I saw that Afro-Ninja segment was rather entertained. I'm also inclined to wonder if the original Afro-ninja failed back-flip was staged, cuz if the guy in it was a professional stunt-man, he'd know how to do it without really hurting himself. If it was staged, than even more props to Mr. Stunt Man cuz I was fooled into thinking that was real for years.
-JasAsian

Anonymous said...

It's in DANGER of getting stale these shows already ARE stale! And do we r-e-a-l-l-y need yet another snarky,stupid,smug,too-smart-alecky-for-his-own-good white guy host of these goofy crapfest.

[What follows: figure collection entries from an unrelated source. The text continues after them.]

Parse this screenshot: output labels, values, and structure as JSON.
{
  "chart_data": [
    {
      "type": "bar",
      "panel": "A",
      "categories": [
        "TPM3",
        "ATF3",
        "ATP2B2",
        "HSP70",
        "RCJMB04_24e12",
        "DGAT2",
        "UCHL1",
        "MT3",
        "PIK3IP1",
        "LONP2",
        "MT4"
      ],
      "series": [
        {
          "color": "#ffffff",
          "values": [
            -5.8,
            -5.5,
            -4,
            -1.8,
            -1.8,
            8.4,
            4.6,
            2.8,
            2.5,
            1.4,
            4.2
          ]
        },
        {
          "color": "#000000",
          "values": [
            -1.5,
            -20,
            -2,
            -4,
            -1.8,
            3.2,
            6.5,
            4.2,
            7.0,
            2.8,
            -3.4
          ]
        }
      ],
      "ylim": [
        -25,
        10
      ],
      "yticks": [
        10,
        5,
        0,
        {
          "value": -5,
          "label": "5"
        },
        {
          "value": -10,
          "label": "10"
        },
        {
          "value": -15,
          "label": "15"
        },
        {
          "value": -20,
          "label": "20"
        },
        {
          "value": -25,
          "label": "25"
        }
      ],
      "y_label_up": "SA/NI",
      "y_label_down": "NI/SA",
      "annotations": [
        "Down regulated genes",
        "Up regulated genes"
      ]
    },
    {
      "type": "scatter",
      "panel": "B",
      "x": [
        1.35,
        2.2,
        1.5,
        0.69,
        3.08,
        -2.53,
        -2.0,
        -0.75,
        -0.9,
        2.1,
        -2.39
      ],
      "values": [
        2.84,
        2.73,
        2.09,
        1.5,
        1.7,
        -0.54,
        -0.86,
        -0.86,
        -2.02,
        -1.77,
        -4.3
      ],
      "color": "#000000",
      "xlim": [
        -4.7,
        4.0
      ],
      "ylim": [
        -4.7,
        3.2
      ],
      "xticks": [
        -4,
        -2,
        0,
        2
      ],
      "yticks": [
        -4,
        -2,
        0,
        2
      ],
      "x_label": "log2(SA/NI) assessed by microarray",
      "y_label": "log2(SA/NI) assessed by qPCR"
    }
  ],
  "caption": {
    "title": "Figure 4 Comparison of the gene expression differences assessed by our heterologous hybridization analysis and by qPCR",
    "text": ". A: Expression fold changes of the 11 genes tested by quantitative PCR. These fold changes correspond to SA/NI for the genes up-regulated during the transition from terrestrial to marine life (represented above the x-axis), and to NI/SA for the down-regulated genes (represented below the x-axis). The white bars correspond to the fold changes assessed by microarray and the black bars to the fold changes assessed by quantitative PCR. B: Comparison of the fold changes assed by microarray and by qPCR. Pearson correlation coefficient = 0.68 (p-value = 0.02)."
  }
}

Whose only purpose in life is to see how much of a big putz he can be and trying to appeal to 24 year-old frat boys while HE himself is well past frat boy age. Like a David Letterman in training can you say 'dumb and dumbmer' boys and girls?! Same shit different whiny pissant and has anyone else besides me noticed that MOST of their targeted 'celebrities' are African-American?!!

Anonymous said...

And kudos for what you said on Racialicious and this may be off topic but it REALLY kills me how people especially little snots in the media want to be all 'polly and peter pureheart' about so-called 'misogyny' and 'degrading women' in rap but let shit like this dumb movie and countless others go without ANY criticism WTF?!! If you ain't gonna attack all of it then don't attack any of it hypocrites!